Güncelleme Tarihi:
İŞTE WERSE'NİN ÇEKTİĞİ FOTOĞRAFLAR...
Devlet Bakanı Mustafa Said Yazıcıoğlu, Almanya'nın Ludwigshafen kentinde meydana gelen ve 9 Türk'ün yaşamını yitirdiği yangını araştırmak üzere Türkiye'den gelen 4 kişilik ekibin, burada oluşturulan 50 kişilik araştırma komisyonu ekibiyle çalışmalara başladığını açıkladı.
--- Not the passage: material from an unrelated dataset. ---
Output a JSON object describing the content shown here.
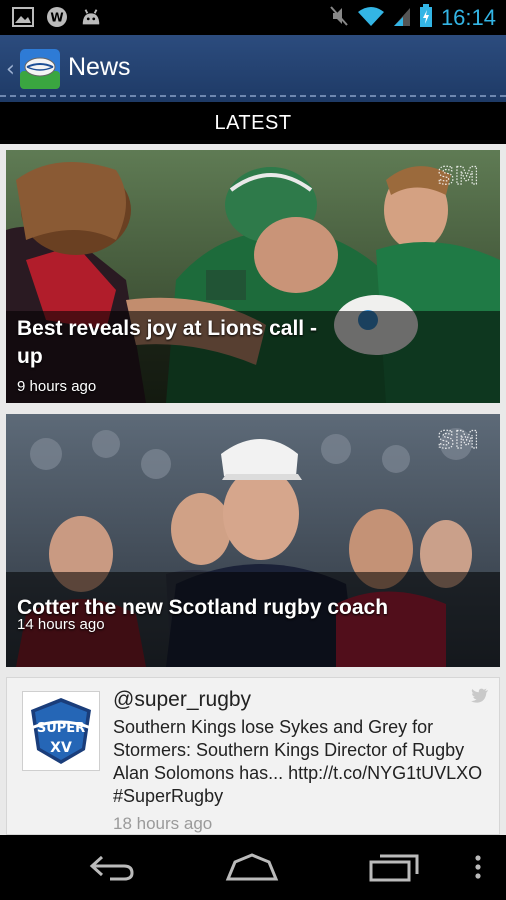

Bakan Yazıcıoğlu yangında yakınlarını yitiren baba Cevdet Kaplan görüştü. Yangında annesini, eşini ve 2 çocuğunu yitiren Kamil Kaplan'ı da yanına alan Yazıcıoğlu, konuşmasında, yangın olayıyla ilgili çalışmalara başlayan 4 kişilik heyetin, daha önce Almanya'da görev yapmış ve iyi Almanca konuşan kişiler olduğunu söyledi.
Ludwigshafen'deki olayın Türkiye gündemini değiştirdiğini hatırlatan Yazıcıoğlu, “İslam karşıtlığı, (tırnak içinde) Türk düşmanlığının büyütüldüğünün farkındayız. Vatandaşlarımızın büyük çoğunluğu Almanya'da yaşıyor. Haketmediğiniz sıkıntılar yaşadınız. Bunları bertaraf etmek için çalışmaktayız” diye konuştu.
BABANIN DRAMI
Yangında eşi ve torunlarını kaybeden Cevdet Kaplan, yoğun bakımdaki damadı Muhammed ve sağ kurtulan diğer çocuklarını yanlız bırakmamak için Türkiye'ye gidemeyeceğini açıkladı.
Kaplan, yangında ölen eşi Medine Kaplan (48) ile torunlarını toprağa verirken mezarları başında olamayacağını belirtti.
Baba Cevdet Kaplan, yangın sırasında kafasından ağır yaralanan yoğun bakımdaki damadı Muhammed'i, binadan atladığı sırada kemiğinde çatlaklık nedeniyle ameliyat geçiren oğlu Cevdet ile kızı Nergiz'i yalnız bırakamayacağını söyledi.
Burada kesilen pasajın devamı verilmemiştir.